No Christian presents their views through government – that’s why we are all crazy about apologetics. We love apologetics as much as secular leftists love big government. At least apologetics is non-coercive he says. But when atheists enforce their view through big government, backed by prisons and guns, that is coercive. His arguments about demographics, and being willing to marry, have kids for the good of society are terrific to illustrate the value of self-sacrifice within the Christian worldview. Far from being a liability, devotion to small government, low taxes and individual liberty is actually an asset when evangelizing. Just as pious pastors are all rushing to join the open borders, global warming, single-payer health care, radical feminism team, we find out that principled atheists are uncomfortable with many of those things. Maybe we should take note of that, instead of just blindly following the crowd.

Have a look at this video, and put THIS apologetic argument into your quiver. There is much, much more to evangelism and apologetics than what you read in books on apologetics. And this is why I work so hard to connect the Christian worldview to every other area of knowledge. You don’t always have to talk about old, boring William Lane Craig style apologetics with atheists. Sometimes, you can just talk to them about tax policy and free speech. Why not? Atheists are sometimes complicated people.

5 thoughts on “Stefan Molyneux: “why I was wrong about atheists””

  1. He gives great, candid analysis. His video on why he rejects Christianity shows that he has not had the true Gospel presented to him, like so many unbelievers. That is the fault of us all, but mainly of popular preachers who do not present the actual Gospel.

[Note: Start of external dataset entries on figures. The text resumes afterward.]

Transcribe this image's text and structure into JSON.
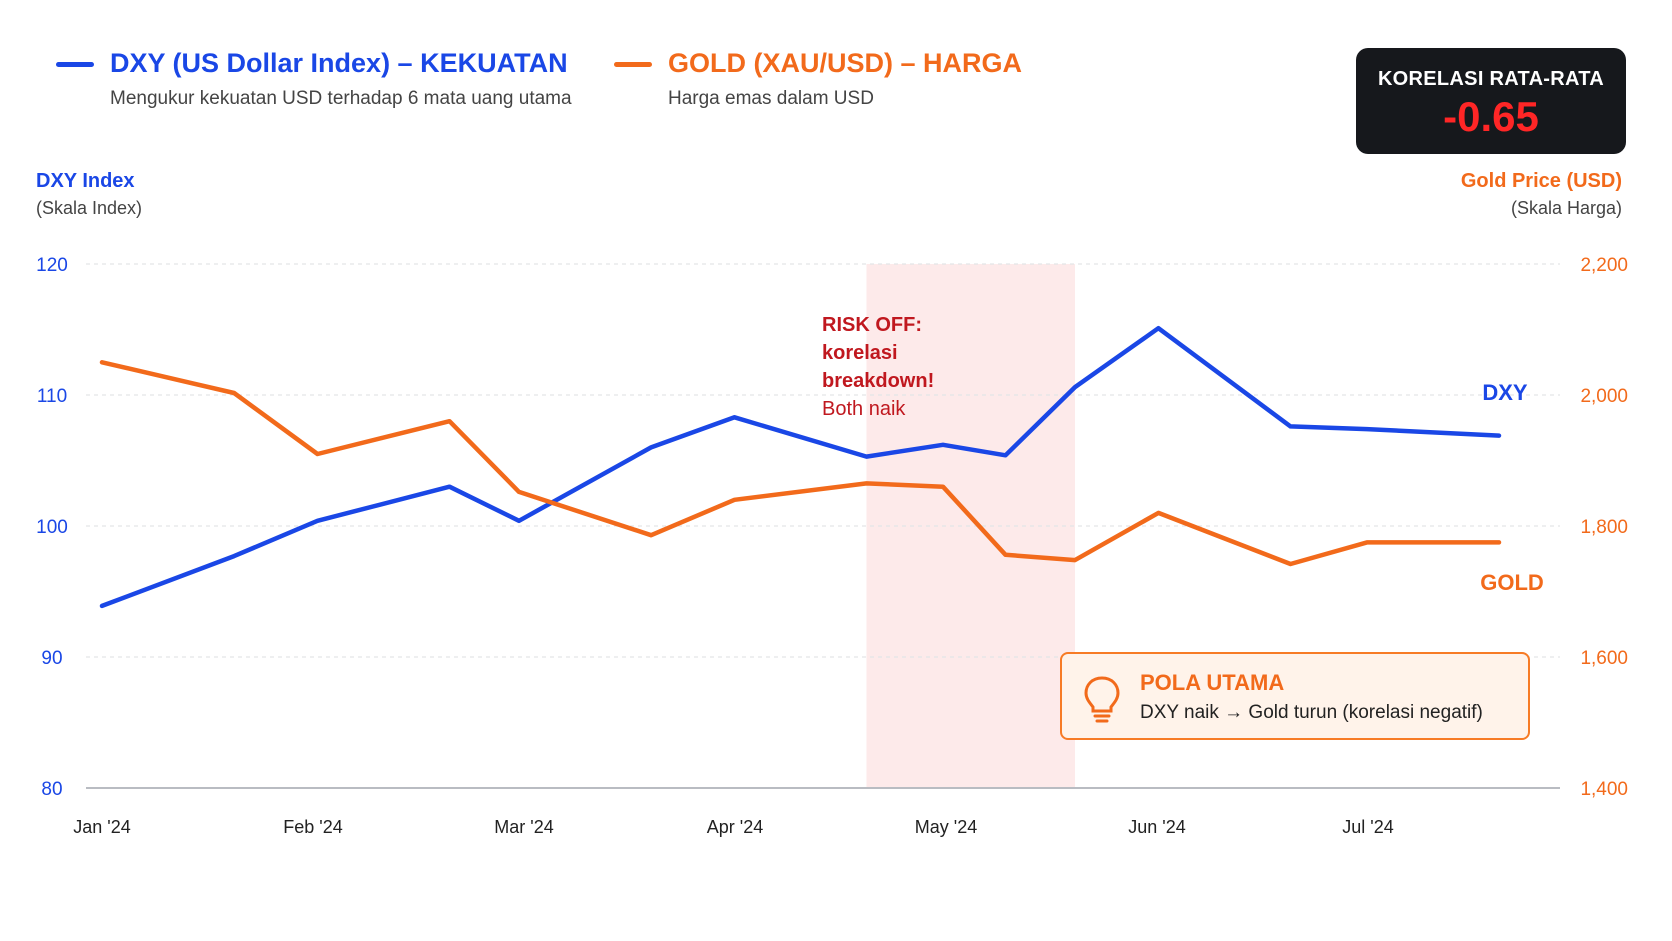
{
  "legend": {
    "dxy": {
      "title": "DXY (US Dollar Index) – KEKUATAN",
      "subtitle": "Mengukur kekuatan USD terhadap 6 mata uang utama",
      "color": "#1a47e6"
    },
    "gold": {
      "title": "GOLD (XAU/USD) – HARGA",
      "subtitle": "Harga emas dalam USD",
      "color": "#f26a1b"
    }
  },
  "correlation": {
    "label": "KORELASI RATA-RATA",
    "value": "-0.65",
    "value_color": "#ff2626"
  },
  "axes": {
    "left": {
      "title": "DXY Index",
      "subtitle": "(Skala Index)"
    },
    "right": {
      "title": "Gold Price (USD)",
      "subtitle": "(Skala Harga)"
    }
  },
  "annotation": {
    "lines": [
      "RISK OFF:",
      "korelasi",
      "breakdown!"
    ],
    "note": "Both naik",
    "color": "#c0181f"
  },
  "pattern": {
    "title": "POLA UTAMA",
    "text": "DXY naik → Gold turun (korelasi negatif)",
    "icon": "lightbulb-icon"
  },
  "chart_data": {
    "type": "line",
    "x_ticks": [
      "Jan '24",
      "Feb '24",
      "Mar '24",
      "Apr '24",
      "May '24",
      "Jun '24",
      "Jul '24"
    ],
    "y_left": {
      "ylim": [
        80,
        120
      ],
      "ticks": [
        "80",
        "90",
        "100",
        "110",
        "120"
      ]
    },
    "y_right": {
      "ylim": [
        1400,
        2200
      ],
      "ticks": [
        "1,400",
        "1,600",
        "1,800",
        "2,000",
        "2,200"
      ]
    },
    "highlight": {
      "from": "2024-04-20",
      "to": "2024-05-20"
    },
    "grid": true,
    "series": [
      {
        "name": "DXY",
        "axis": "left",
        "color": "#1a47e6",
        "x": [
          "2024-01-01",
          "2024-01-20",
          "2024-02-01",
          "2024-02-20",
          "2024-03-01",
          "2024-03-20",
          "2024-04-01",
          "2024-04-20",
          "2024-05-01",
          "2024-05-10",
          "2024-05-20",
          "2024-06-01",
          "2024-06-20",
          "2024-07-01",
          "2024-07-20"
        ],
        "values": [
          93.9,
          97.7,
          100.4,
          103.0,
          100.4,
          106.0,
          108.3,
          105.3,
          106.2,
          105.4,
          110.6,
          115.1,
          107.6,
          107.4,
          106.9
        ]
      },
      {
        "name": "GOLD",
        "axis": "right",
        "color": "#f26a1b",
        "x": [
          "2024-01-01",
          "2024-01-20",
          "2024-02-01",
          "2024-02-20",
          "2024-03-01",
          "2024-03-20",
          "2024-04-01",
          "2024-04-20",
          "2024-05-01",
          "2024-05-10",
          "2024-05-20",
          "2024-06-01",
          "2024-06-20",
          "2024-07-01",
          "2024-07-20"
        ],
        "values": [
          2050,
          2003,
          1910,
          1960,
          1852,
          1786,
          1840,
          1865,
          1860,
          1756,
          1748,
          1820,
          1742,
          1775,
          1775
        ]
      }
    ]
  }
}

  2. It is a good idea. Basically connect and listen to people. Each person is different and you can do a witness in a different way depending on the individual.

    Christianity encompasses all areas of our life so there are many proofs of it


  3. Have you ever read Douglas Murray “The Strange Death of Europe”? He is also an atheist who sees the collapse of Faith leading to a collapse of Europe.


  4. Building bridges is generally a great idea (it’s one of the two major paradigms that I have as an apologist). Being an engineer, I use engineer metaphors (“Building Bridges”, “Removing Roadblocks”).

    On your other points:
    In the churches that I’ve been to, the congregation has (more or less) told the pastor to stick to preaching of spiritual virtues/values and to stay out of talking about politics. Some churches I see, there definitely heavy activities by the SJW’s (yes, left-leaning causes).

    Even on facebook, for whatever reason, I do get a lot of friends that post about SJW causes: allowing illegal immigrants, wholesale allowing refugees without being discerning, involuntary redistribution of wealth. IMHO, I also think there’s a lot of confusion between individual/personal responsibility, the responsibility of believers, and government responsibility.

    Podcasts and sermons I listen to online or over the radio, some pastors do address political issues, including the economy. I’ve had some seminary professors who also were knowledgeable about some of these matters and at least pointed me in the right direction (of materials to read) and/or help me think about assumptions and provide a framework to think about these subjects.

    For instance, from a Christian point of view, would we agree with assumptions that human nature is inherently good (i.e., people generally tend to do the right thing and what is best for everyone — and that crimes are rare/uncommon and are lapses of judgment or emotion?) or neutral (that we just need mechanisms to encourage right behaviors and restraint of wrong behaviors)? Or perhaps people are more inclined to be selfish and self-centered, choosing what is best for them and not necessary what is best for others?

    [e.g., Seminary profs pointed me to some combination of Augustine’s “City of God”, John Calvin’s “Institutes of the Christian Religion,” John Locke’s various works — to understand libertarianism and its assumptions, various books on ethics and virtue ethics, Christian analyses on the U.S. Constitution and Amendments, John Stapleford’s “Bears, Bulls, and Golden Calves” regarding economics, and so on.]